The year for the National Theatre so far has been beset by the dramas over the dramas on its programme – depending on your viewpoint, it either doesn't contain enough classics or it has far too many revivals; it's too risk averse or it includes too much theatrical pretension for a venue with inclusivity at its heart. The return of the Bristol Old Vic’s devised interpretation of Bronte’s Jane Eyre seems like it must offer a brief respite from this chatter, being a surefire crowd pleaser that will make everyone happy as it's come back to the National as part of a long-running UK tour, bursting with critical acclaim. Yet the overall impact of this production is so ineffective as to make you wonder if these critics saw a different show to the one here – or to question how attuned their acclaim is to the swathes of the paying audience who decided not to return after managing to sit through the mind-numbingly dull two hours of the first act.
What the execution may be lacking, the effort and utter conviction of those involved is clear
It turns the tale of Eyre into a “Life Story” of positive female attitude, played on a stage filled with plain, unmoving timber and scaffold, by a multi-skilled small cast of ten; one of whom is a woman with an ethereal presence and powerful singing voice, Melanie Marshall, who spends much of her time appearing from nowhere and without warning to give a rendition of some classic lament. With such obvious signifiers from the outset that this is ‘intelligent theatre done by intelligent people', it deserves a good response if it were a piece produced by an end of year Drama School troupe. But I can only assume that whatever it was that created such cheers for the original is now just the bare bones of an idea with little more meat to it than over worn, textbook performance art cliché, devoid of characterisation, empathy or truth.

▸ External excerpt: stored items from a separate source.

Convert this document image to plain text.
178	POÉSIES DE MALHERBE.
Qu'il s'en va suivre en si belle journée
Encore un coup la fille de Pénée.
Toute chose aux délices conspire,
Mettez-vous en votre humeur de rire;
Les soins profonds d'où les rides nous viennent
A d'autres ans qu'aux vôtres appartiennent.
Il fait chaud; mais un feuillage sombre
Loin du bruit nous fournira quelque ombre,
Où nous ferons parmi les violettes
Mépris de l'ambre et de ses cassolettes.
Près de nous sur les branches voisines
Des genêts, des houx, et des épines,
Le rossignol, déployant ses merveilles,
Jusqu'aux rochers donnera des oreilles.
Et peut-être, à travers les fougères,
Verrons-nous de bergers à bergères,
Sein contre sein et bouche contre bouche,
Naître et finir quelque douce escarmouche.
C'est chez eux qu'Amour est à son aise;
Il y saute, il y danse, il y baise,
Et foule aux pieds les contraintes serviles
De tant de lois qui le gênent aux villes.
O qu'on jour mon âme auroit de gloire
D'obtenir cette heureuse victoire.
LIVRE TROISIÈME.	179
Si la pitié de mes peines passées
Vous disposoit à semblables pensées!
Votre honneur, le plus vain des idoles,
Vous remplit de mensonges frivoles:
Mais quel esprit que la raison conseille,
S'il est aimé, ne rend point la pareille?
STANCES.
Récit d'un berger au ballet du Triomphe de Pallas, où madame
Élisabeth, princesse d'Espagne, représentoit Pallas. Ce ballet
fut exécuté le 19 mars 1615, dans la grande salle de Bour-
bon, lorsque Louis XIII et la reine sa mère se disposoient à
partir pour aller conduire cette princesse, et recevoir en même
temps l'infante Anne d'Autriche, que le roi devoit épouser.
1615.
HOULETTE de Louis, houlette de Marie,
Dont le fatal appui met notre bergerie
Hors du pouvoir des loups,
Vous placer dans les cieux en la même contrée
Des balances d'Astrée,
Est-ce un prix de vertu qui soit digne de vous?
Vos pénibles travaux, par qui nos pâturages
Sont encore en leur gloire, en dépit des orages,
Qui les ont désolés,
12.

What it has in bucketloads is a pretentious pomposity reminiscent of Salome – but without the balls to do something that makes an audience care. At least with Salome, it was difficult to say you had ever seen anything like it before (even if you may never want to again). The same can’t be said here as it seems to work through the checklist of clever theatrical allusory devices. From the aforementioned, ‘easily tourable' planks of wood that make ‘everywhere, nowhere’ settings that the performers can - and do - continuously walk around and around, and over and under. To the cast acting, singing and playing the musical instruments, remaining onstage at all times and slipping through roles with little more than a new smock top. The common looks into the distance for anguish... The making of the sounds and movements of a train, to be... a train... An actor playing the role of a dog by slapping his leg with a truncheon, sticking his tongue out and gasping a lot. The last one gets a lot of laughs, which also acts as a way to wake some members of the audience.

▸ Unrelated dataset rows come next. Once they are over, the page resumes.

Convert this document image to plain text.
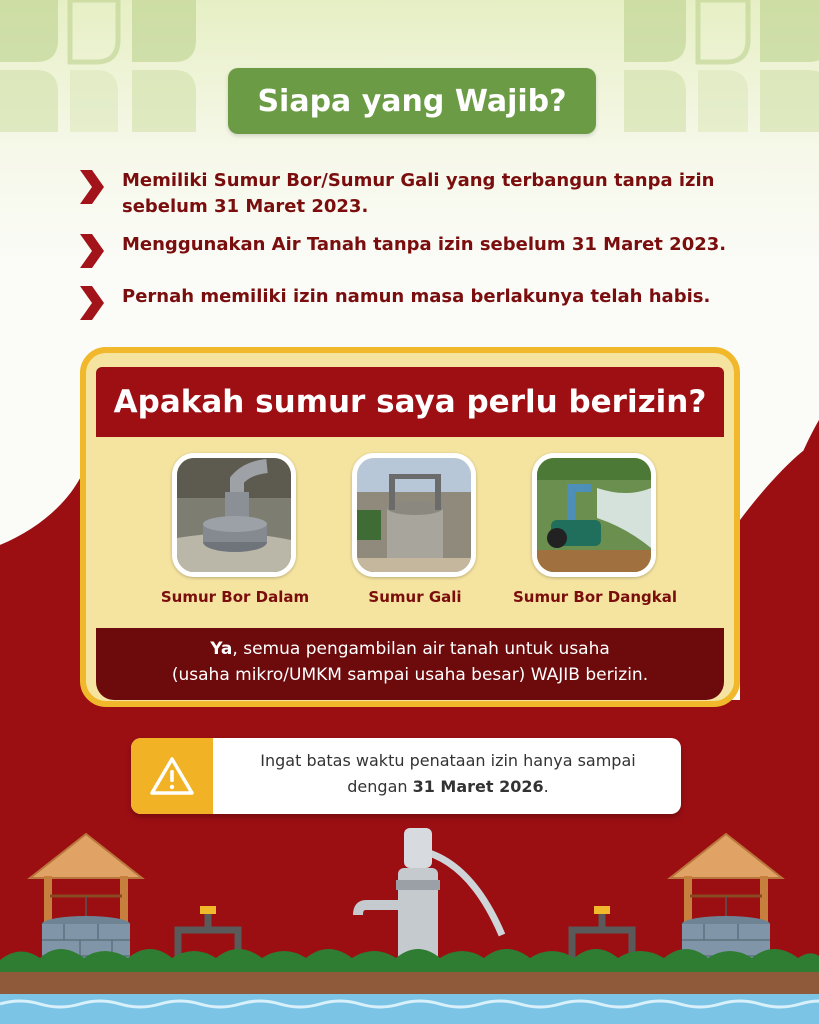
Siapa yang Wajib?
Memiliki Sumur Bor/Sumur Gali yang terbangun tanpa izin
sebelum 31 Maret 2023.
Menggunakan Air Tanah tanpa izin sebelum 31 Maret 2023.
Pernah memiliki izin namun masa berlakunya telah habis.
Apakah sumur saya perlu berizin?
Sumur Bor Dalam	Sumur Gali	Sumur Bor Dangkal
Ya, semua pengambilan air tanah untuk usaha
(usaha mikro/UMKM sampai usaha besar) WAJIB berizin.
Ingat batas waktu penataan izin hanya sampai
dengan 31 Maret 2026.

It feels like it was such a good idea on paper - Jane Eyre wasn’t a weak woman but one whose desire to be free caused her to struggle against the role society expected her to play. But it’s an idea that is never quite brought to life with anything unexpected or thrilling. At one point, Jane sews with another woman and looks dissatisfied a lot. At several other times, we see her torment with her inner demons – we literally see it as the other actors speak to her as her conscience. And she is driven wild by the power that love can have – which is made clear as the singing lady hovers and sings Mad About The Boy. She sings it well. And it hints at a dark side to her character coming through. But unless you don't go to the theatre that often. none of that should surprise you.

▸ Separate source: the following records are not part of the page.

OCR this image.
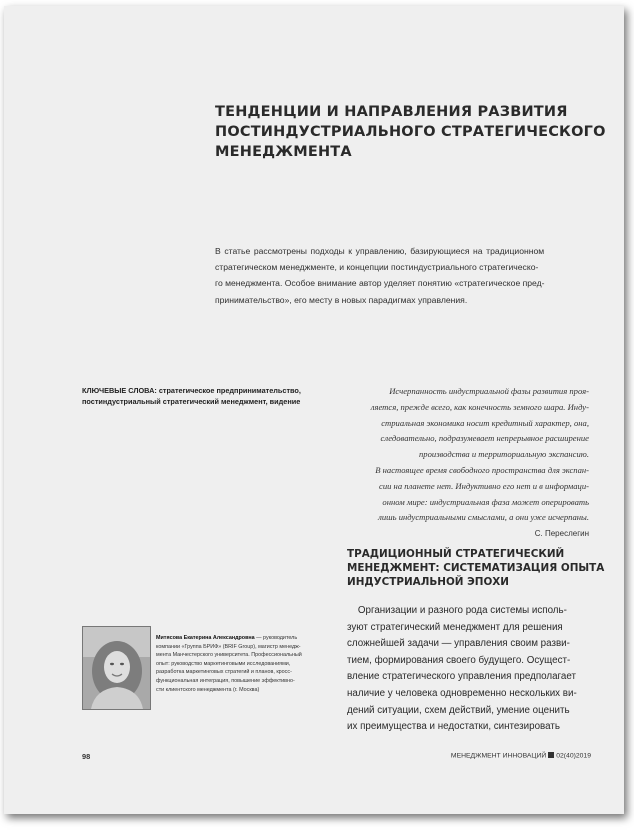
ТЕНДЕНЦИИ И НАПРАВЛЕНИЯ РАЗВИТИЯ
ПОСТИНДУСТРИАЛЬНОГО СТРАТЕГИЧЕСКОГО
МЕНЕДЖМЕНТА
В статье рассмотрены подходы к управлению, базирующиеся на традиционном
стратегическом менеджменте, и концепции постиндустриального стратегическо-
го менеджмента. Особое внимание автор уделяет понятию «стратегическое пред-
принимательство», его месту в новых парадигмах управления.
КЛЮЧЕВЫЕ СЛОВА: стратегическое предпринимательство,
постиндустриальный стратегический менеджмент, видение
Исчерпанность индустриальной фазы развития проя-
ляется, прежде всего, как конечность земного шара. Инду-
стриальная экономика носит кредитный характер, она,
следовательно, подразумевает непрерывное расширение
производства и территориальную экспансию.
В настоящее время свободного пространства для экспан-
сии на планете нет. Индуктивно его нет и в информаци-
онном мире: индустриальная фаза может оперировать
лишь индустриальными смыслами, а они уже исчерпаны.
С. Переслегин
ТРАДИЦИОННЫЙ СТРАТЕГИЧЕСКИЙ
МЕНЕДЖМЕНТ: СИСТЕМАТИЗАЦИЯ ОПЫТА
ИНДУСТРИАЛЬНОЙ ЭПОХИ
Организации и разного рода системы исполь-
зуют стратегический менеджмент для решения
сложнейшей задачи — управления своим разви-
тием, формирования своего будущего. Осущест-
вление стратегического управления предполагает
наличие у человека одновременно нескольких ви-
дений ситуации, схем действий, умение оценить
их преимущества и недостатки, синтезировать
Митясова Екатерина Александровна — руководитель
компании «Группа БРИФ» (BRIF Group), магистр менедж-
мента Манчестерского университета. Профессиональный
опыт: руководство маркетинговыми исследованиями,
разработка маркетинговых стратегий и планов, кросс-
функциональная интеграция, повышение эффективно-
сти клиентского менеджмента (г. Москва)
98	МЕНЕДЖМЕНТ ИННОВАЦИЙ 02(40)2019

What the execution may be lacking, the effort and utter conviction of those involved is clear, rarely deviating from a particular speech rhythm or explicitly choreographed move, such is their belief unswerving. The small cast – including Nadia Clifford as the drearingly earnest monotone Jane and Tim Delap as the thigh-slapping, qausi-pantomime villain Rochester – play more ages, genders, animals, vehicles and buildings than is possible to keep up with to try and fill the epic timespan of the Bronte book. But somehow this shared conviction leads to nothing you haven't seen before, all done with a shared delivery, movement, expression and use of metaphor that quickly leads to a lack of surprise. After over three hours of watching, you may feel like you have sat through something which had a lot less impact, created by a lot less people and performed for a much smaller audience. You may also find it difficult to leave having less interest.